The first thing actress Lynne Griffin did when she returned to Leaside from living and working in Hollywood for 12 years was to kiss the ground.
“I felt so liberated,” she says, “I realized that rather than have to jump in a car I could walk from my wee house on Cleveland St. to all the places that I love in the neighbourhood.”
These destinations include the shops on Bayview such as The Elegant Garage Sale, and Chai restaurant, where she and her husband Sean were regulars before it closed this year.
Still in the same house, just west of Bayview, on the North Toronto side, Griffin enjoys a close proximity to the Leaside Memorial Gardens, the Leaside Library, and a local knitting club, She is such a fan of the handicraft that she has developed a Facebook page in tribute to it, On warm summer evenings, she and Sean watch baseball games at Trace Manes Park.

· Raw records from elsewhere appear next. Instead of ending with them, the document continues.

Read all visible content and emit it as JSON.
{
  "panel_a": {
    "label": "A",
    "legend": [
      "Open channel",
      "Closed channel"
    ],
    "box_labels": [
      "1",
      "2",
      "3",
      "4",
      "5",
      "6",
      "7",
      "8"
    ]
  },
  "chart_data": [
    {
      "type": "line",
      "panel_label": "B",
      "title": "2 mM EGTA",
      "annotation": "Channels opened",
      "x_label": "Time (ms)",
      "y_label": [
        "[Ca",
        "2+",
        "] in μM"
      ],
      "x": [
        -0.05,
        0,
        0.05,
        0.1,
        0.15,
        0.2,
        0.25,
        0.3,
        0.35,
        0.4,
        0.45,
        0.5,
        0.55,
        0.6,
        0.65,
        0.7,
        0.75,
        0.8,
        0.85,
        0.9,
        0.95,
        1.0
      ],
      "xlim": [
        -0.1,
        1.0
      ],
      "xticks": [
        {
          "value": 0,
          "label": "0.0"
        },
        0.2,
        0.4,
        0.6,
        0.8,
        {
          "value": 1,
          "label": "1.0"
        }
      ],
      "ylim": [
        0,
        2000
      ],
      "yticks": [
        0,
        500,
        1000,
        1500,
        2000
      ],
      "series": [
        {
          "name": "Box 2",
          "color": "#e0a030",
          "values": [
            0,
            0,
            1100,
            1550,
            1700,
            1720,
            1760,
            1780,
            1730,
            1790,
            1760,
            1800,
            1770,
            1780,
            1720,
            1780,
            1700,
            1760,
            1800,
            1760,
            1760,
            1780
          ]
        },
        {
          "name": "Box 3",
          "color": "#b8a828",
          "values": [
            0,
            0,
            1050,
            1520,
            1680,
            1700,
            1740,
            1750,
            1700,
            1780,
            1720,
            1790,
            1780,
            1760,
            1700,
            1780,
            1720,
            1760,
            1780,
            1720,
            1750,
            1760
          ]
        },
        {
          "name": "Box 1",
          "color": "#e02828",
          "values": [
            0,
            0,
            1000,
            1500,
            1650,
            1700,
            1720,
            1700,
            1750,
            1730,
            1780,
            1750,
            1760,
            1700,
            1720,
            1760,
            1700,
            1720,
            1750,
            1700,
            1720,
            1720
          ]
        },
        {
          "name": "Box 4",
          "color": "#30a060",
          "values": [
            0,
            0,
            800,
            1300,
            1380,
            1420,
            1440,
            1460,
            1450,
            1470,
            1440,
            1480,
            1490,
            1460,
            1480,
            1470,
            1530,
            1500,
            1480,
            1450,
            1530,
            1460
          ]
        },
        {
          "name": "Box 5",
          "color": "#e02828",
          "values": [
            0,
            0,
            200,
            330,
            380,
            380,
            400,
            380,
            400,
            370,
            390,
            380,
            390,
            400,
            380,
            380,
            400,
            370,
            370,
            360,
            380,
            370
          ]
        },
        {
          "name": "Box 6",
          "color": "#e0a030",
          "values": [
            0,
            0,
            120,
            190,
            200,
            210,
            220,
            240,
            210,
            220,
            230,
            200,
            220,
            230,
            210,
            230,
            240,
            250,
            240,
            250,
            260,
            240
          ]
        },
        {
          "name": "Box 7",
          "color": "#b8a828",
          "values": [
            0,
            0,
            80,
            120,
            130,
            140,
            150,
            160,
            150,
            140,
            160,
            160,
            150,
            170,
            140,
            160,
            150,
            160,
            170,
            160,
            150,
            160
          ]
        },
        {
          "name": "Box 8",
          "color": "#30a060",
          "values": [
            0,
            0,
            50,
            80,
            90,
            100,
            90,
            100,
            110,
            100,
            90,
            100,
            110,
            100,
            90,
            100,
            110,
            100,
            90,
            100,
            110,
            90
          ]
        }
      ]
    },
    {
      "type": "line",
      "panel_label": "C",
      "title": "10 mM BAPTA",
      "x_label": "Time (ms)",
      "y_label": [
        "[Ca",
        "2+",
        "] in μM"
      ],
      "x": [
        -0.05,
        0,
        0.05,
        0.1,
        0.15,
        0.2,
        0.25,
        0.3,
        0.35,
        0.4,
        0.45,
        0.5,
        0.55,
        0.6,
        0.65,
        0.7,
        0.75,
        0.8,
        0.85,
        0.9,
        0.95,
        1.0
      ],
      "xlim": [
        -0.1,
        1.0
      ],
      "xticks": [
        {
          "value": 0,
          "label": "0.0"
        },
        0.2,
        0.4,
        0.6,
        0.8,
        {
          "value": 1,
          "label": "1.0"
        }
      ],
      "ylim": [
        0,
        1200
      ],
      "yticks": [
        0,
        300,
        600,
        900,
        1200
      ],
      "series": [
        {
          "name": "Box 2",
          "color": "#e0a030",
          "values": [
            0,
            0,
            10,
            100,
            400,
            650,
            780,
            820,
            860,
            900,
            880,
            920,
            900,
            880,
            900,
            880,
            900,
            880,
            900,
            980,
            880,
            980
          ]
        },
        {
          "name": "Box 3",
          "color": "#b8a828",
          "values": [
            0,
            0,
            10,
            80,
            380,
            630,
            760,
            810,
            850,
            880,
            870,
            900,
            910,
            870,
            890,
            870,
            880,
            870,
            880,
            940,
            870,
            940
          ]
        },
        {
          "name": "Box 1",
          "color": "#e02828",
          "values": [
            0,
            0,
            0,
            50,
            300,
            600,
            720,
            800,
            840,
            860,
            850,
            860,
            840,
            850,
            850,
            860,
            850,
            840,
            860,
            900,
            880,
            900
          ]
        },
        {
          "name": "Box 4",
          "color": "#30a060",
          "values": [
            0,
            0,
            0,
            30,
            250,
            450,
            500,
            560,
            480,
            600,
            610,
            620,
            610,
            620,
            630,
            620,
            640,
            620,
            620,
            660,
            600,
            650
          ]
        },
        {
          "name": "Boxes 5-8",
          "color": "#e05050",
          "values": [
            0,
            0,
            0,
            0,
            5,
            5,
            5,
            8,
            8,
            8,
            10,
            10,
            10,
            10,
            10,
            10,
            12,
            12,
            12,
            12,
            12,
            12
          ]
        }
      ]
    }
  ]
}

All that makes her feel like a Leasider.
Each spring she attends the Awesome rummage sale at Leaside United Church, This year she purchased wind chimes for $4, and some baked goods, including her usual favourite, date squares.
One of her best memories is of George Hurst, former president of the local Rotary Club, delivering to her house a couch she had bought, even removing two doors to get it into her living room.
“That’s the kind of service you won’t get in most places,” she says, “and certainly not for free!”
Although born in Willowdale, Griffin moved close to Leaside at a young age, Her mother Kay, an actress, ran a talent agency,
One of Griffin’s earliest performances was starring in George Bernard Shaw’s Arms and the Man at the Bayview Playhouse, that subsequently became Bruno’s (“I figured out that either the stage or my dressing room became the meat counter.”) and now Shoppers Drug Mart.
There were numerous television roles in the early 1970s, as well as appearances in Shakespearean plays, and at the Stratford Festival. Then came film roles and Hollywood.
Ultimately, as exciting as hobnobbing with the likes of Steven Spielberg and Richard Dreyfus might have been, Griffin yearned to return to Canada, and Leaside in particular, Today, she and Sean perform in many fringe theatre productions in and around Toronto, recently concluding a run in a play called Vinegar Tom,
At this year’s Leaside Garden Society Plant Sale at Trace Manes, Griffin bought velvety burgundy primroses and delphinium. Likening them to her career, she is thrilled that these perennials will continue to bloom for years to come.
And she knows she’ll find inner peace in Leaside, “There’s a small town feeling to the neighbourhood that doesn’t exist in any other big city that I know of,” she says, “It renews my spirit.”